和歌山県は温州みかんの生産量が日本一で青みかんの収穫も盛んです。次いで愛媛県、静岡県が生産量が多い地域です。青みかんはこれまで、摘果したらほとんど価値がないものとして廃棄されていました。しかし、2004年頃から近畿大学薬学部が青みかんの研究を開始し、ヘスペリジンやナリルチンなどの機能性成分が豊富に含まれていることを発見しました。この研究成果をきっかけに青みかんの注目度が高まり、食用としての利用や健康食品・化粧品の成分として幅広く利用されています。

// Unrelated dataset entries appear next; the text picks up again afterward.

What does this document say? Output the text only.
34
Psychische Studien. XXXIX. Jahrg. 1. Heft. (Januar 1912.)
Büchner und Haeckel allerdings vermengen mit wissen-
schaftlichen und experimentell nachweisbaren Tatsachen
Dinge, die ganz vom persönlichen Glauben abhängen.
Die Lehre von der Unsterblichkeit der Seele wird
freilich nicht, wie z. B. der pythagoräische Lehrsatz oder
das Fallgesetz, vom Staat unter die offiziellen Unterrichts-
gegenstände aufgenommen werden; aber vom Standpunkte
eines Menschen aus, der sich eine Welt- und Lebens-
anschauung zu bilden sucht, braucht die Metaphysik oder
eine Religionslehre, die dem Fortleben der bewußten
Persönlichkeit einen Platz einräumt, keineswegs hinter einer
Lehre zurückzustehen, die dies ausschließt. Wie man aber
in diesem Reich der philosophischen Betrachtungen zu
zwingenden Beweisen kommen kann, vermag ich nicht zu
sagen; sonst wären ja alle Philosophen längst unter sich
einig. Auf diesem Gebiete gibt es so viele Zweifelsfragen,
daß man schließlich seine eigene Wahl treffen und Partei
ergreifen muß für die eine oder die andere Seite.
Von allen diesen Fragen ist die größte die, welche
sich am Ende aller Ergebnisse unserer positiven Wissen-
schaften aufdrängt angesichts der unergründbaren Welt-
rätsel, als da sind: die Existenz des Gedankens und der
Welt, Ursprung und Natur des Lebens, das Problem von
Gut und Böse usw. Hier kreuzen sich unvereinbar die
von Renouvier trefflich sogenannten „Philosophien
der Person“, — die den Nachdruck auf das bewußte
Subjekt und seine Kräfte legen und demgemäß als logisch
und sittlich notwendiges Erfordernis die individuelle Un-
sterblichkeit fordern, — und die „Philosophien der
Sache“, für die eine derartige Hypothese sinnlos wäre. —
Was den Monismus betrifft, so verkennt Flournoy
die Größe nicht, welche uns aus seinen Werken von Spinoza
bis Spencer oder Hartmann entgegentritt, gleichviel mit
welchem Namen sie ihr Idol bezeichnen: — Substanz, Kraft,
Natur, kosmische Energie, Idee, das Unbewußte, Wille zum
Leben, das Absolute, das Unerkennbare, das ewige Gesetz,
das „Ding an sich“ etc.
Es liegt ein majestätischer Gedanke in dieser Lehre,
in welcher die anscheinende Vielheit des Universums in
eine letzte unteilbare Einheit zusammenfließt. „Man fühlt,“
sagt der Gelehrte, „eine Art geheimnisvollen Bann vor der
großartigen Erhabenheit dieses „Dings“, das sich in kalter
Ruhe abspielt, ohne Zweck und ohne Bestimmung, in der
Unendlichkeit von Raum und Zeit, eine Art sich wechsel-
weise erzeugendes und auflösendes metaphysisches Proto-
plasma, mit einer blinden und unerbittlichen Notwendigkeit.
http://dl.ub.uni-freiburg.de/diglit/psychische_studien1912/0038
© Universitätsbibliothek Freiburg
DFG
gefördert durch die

農林水産省,2023年5月17日,「令和4年産みかんの結果樹面積、収穫量及び出荷量」,農林水産省,
(2024年10月7日取得,https://www.maff.go.jp/j/tokei/kekka_gaiyou/sakumotu/sakkyou_kajyu/mikan/r4/).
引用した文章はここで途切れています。